In this article, I’ll cover text-shadow and box-shadow. Both are very similar and quite easy to use. To be able to view the example, you need to use a CSS3 compatible browser.

Text-shadow

This property will put a shadow under your text… Used wisely it can give the subtle touch that makes a design stand out. The CSS declaration should be as follow:

h1 {
text-shadow: #999 1px 1px 0px;
}

The four value are:

  1. Color of the shadow. Accepeted values are hex, rgb, rgba. I’ll discuss RGBA in the next article.
  2. X-Coordinate of the shadow relative to the text. A positive value will push it down, a negative value will pull it up.
  3. Y-Coordinate of the shadow relative to the text. A positive value will push it right, a negative value will pull it left.
  4. Blur of the shadow. The higher the value, the more blury the shadow. Don’t make it too high as it can make the text difficult to read. 0px or 1px is usually perfect!

Check out an example here. It should work in Firefox, Opera, Safari, WebKit, Chrome, you get it!

Box-Shadow

This property is very similar to text-shadow. It takes the same values, the only difference is that for now, you need to define it with browser specific prefix.

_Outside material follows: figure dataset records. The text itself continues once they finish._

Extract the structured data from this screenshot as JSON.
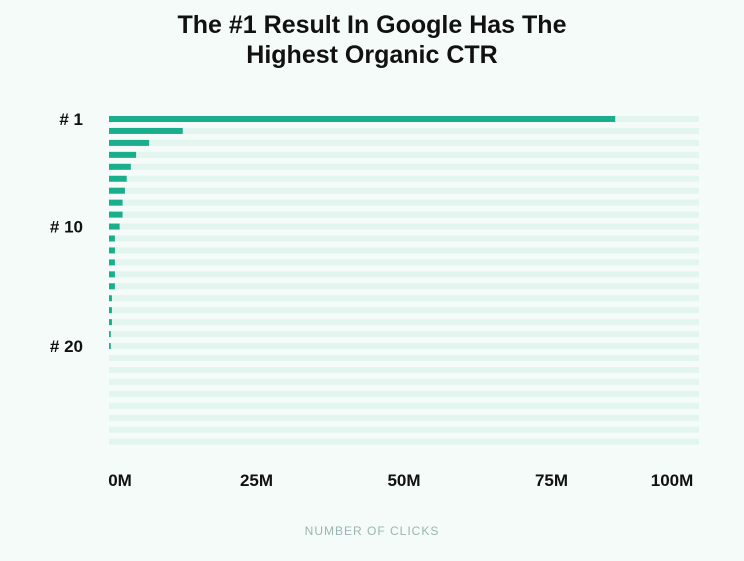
{
  "chart_data": {
    "type": "bar",
    "orientation": "horizontal",
    "title": "The #1 Result In Google Has The Highest Organic CTR",
    "title_lines": [
      "The #1 Result In Google Has The",
      "Highest Organic CTR"
    ],
    "xlabel": "NUMBER OF CLICKS",
    "ylabel": "",
    "xlim": [
      0,
      100000000
    ],
    "x_tick_labels": [
      "0M",
      "25M",
      "50M",
      "75M",
      "100M"
    ],
    "y_tick_labels": [
      {
        "position": 1,
        "label": "# 1"
      },
      {
        "position": 10,
        "label": "# 10"
      },
      {
        "position": 20,
        "label": "# 20"
      }
    ],
    "positions": [
      1,
      2,
      3,
      4,
      5,
      6,
      7,
      8,
      9,
      10,
      11,
      12,
      13,
      14,
      15,
      16,
      17,
      18,
      19,
      20,
      21,
      22,
      23,
      24,
      25,
      26,
      27,
      28
    ],
    "values": [
      85800000,
      12500000,
      6800000,
      4600000,
      3700000,
      3000000,
      2700000,
      2300000,
      2300000,
      1800000,
      1000000,
      1000000,
      1000000,
      1000000,
      1000000,
      500000,
      500000,
      500000,
      300000,
      300000,
      0,
      0,
      0,
      0,
      0,
      0,
      0,
      0
    ],
    "grid": true,
    "legend": false,
    "colors": {
      "bar": "#1aae8c",
      "track": "#e2f5ef",
      "background": "#f4fbf9",
      "text": "#111111",
      "axis_title": "#9db5b0"
    }
  }
}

The CSS declaration should be as follow:

#content {
  box-shadow: #000 2px 2px 15px;
  -moz-box-shadow: #000 2px 2px 15px;
  -webkit-box-shadow: #000 2px 2px 15px;
}

You see “-moz” and “-webkit”, those are the browser specific prefixes I was talking about. According to Michael Ventnor, the prefixes are not needed with text-shadow because they were part of CSS2.0 and got dropped in CSS2.1. Box-shadow needs the prefixes because it is part of CSS3.

Once CSS3 support will be final in the browsers the prefixes should be dropped. That’s also why I include a “box-shadow” without any prefix, for future support, this way you ensure your style will still be visible properly once the browsers drop the prefix.

Check out an example here. It should work in Firefox, Safari, WebKit, Chrome, you get it!

Bottom line

You can start using those properties right now, but make sure your design doesn’t rely on them as the properties are not widely supported yet. A browser that doesn’t support them won’t display any shadow, so it degrades gracefully.

It can be nice to start using this right now as it can make your life significantly easier, not having to play with PNGs to have shadows is a big plus and you can save some kilobytes on page sizes.

Just be careful if you start using this on clients website, I personally wouldn’t recommend it as clients often expect websites to be the same across all browsers. If your clients are open enough to let you play with this, then you’re in luck!